Abstract
FAS-induced cytokine production promotes phagocyte chemotaxis toward apoptotic cells.
Major finding: FAS-induced cytokine production promotes phagocyte chemotaxis toward apoptotic cells.
Mechanism: IAP activity and RIPK1-induced NF-κB activation are required for optimal cytokine production.
Impact: Some types of apoptosis are immunogenic and engage the immune system for dying cell clearance.

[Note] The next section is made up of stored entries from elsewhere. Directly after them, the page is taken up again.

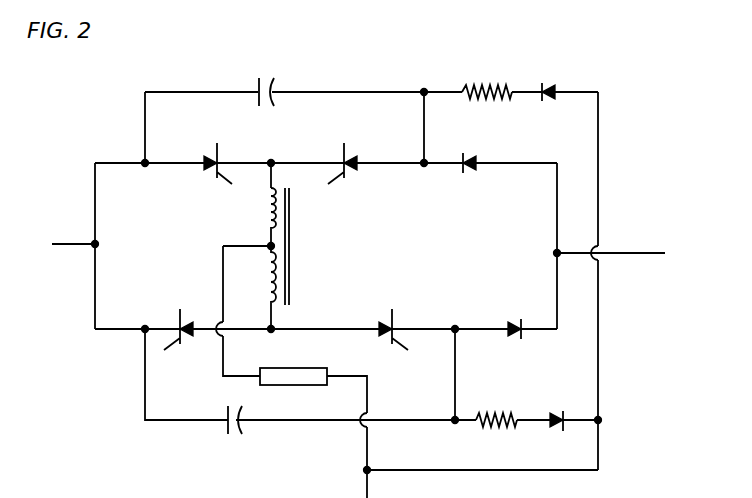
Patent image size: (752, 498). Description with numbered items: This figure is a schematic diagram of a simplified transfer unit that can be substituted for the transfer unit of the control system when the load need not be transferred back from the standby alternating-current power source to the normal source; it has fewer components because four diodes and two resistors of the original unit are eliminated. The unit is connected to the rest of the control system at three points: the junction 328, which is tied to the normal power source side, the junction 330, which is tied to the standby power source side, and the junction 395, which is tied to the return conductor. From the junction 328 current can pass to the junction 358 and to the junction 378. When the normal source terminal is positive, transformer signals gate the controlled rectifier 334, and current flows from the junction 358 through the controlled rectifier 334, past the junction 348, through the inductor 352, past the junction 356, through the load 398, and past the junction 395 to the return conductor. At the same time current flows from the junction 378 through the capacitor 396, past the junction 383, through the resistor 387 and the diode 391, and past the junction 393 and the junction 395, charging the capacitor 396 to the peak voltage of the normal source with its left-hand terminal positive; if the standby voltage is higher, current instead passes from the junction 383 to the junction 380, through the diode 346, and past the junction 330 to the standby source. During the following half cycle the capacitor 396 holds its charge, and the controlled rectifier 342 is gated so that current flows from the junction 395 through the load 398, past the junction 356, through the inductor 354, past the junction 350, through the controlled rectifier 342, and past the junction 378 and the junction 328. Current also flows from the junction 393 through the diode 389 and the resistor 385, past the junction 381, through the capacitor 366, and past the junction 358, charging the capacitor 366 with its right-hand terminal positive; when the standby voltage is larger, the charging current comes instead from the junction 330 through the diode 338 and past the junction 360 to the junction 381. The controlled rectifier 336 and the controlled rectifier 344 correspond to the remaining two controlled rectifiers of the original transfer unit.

The junction 328 is at (97, 245).
The junction 330 is at (555, 253).
The controlled rectifier 334 is at (218, 153).
The controlled rectifier 336 is at (349, 157).
The diode 338 is at (468, 160).
The controlled rectifier 342 is at (180, 312).
The controlled rectifier 344 is at (395, 327).
The diode 346 is at (524, 340).
The junction 348 is at (273, 162).
The junction 350 is at (276, 332).
The inductor 352 is at (268, 218).
The inductor 354 is at (268, 286).
The junction 356 is at (271, 247).
The junction 358 is at (145, 165).
The junction 360 is at (424, 168).
The capacitor 366 is at (275, 93).
The junction 378 is at (143, 331).
The junction 380 is at (458, 328).
The junction 381 is at (424, 90).
The junction 383 is at (455, 424).
The resistor 385 is at (490, 88).
The resistor 387 is at (493, 414).
The diode 389 is at (547, 90).
The diode 391 is at (563, 414).
The junction 393 is at (600, 423).
The junction 395 is at (365, 471).
The capacitor 396 is at (225, 428).
The load 398 is at (292, 386).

Apoptosis is generally considered an immunologically silent form of cell death that does not actively engage the immune system or elicit an inflammatory response. Recent studies have indicated that apoptotic cells can in fact secrete soluble factors such as ATP that attract phagocytic cells and promote clearance of dying cells, but whether apoptotic cells can send conventional chemotactic signals through secretion of cytokines remains unclear. Because stimulation of the FAS receptor, which induces caspase-8–dependent apoptosis, has also been linked with production of proinflammatory cytokines in nonapoptotic immune cells, Cullen and colleagues tested whether FAS-dependent apoptosis is associated with cytokine secretion. FAS receptor stimulation concurrently triggered high levels of apoptosis and cytokine secretion in multiple nonimmune human cell types, suggesting that cytokine release is a general feature of FAS receptor activation. Mechanistically, inhibitor of apoptosis (IAP) proteins, known regulators of FAS-dependent apoptosis, were required for FAS-induced cytokine production, as was activation of NF-κB signaling by the downstream effector RIP kinase 1 (RIPK1). The supernatants of FAS-stimulated apoptotic cells were strongly chemotactic for human monocytes and neutrophils, and macrophages rapidly accumulated at sites of FAS-induced cell death in vivo, providing evidence that a consequence of FAS-induced cytokine release is phagocytic cell recruitment. Systematic evaluation of the effect of depleting components of FAS-stimulated supernatants on chemotactic activity revealed that monocyte chemotactic protein-1 and interleukin-8, but not ATP, were required for migration of phagocytes toward the supernatants from FAS-stimulated apoptotic cells. These results provide further support for the idea that certain types of apoptotic cell death are immunogenic and indicate that some proapoptotic stimuli can promote the release of chemotactic cytokines to facilitate the phagocytic removal of dying cells.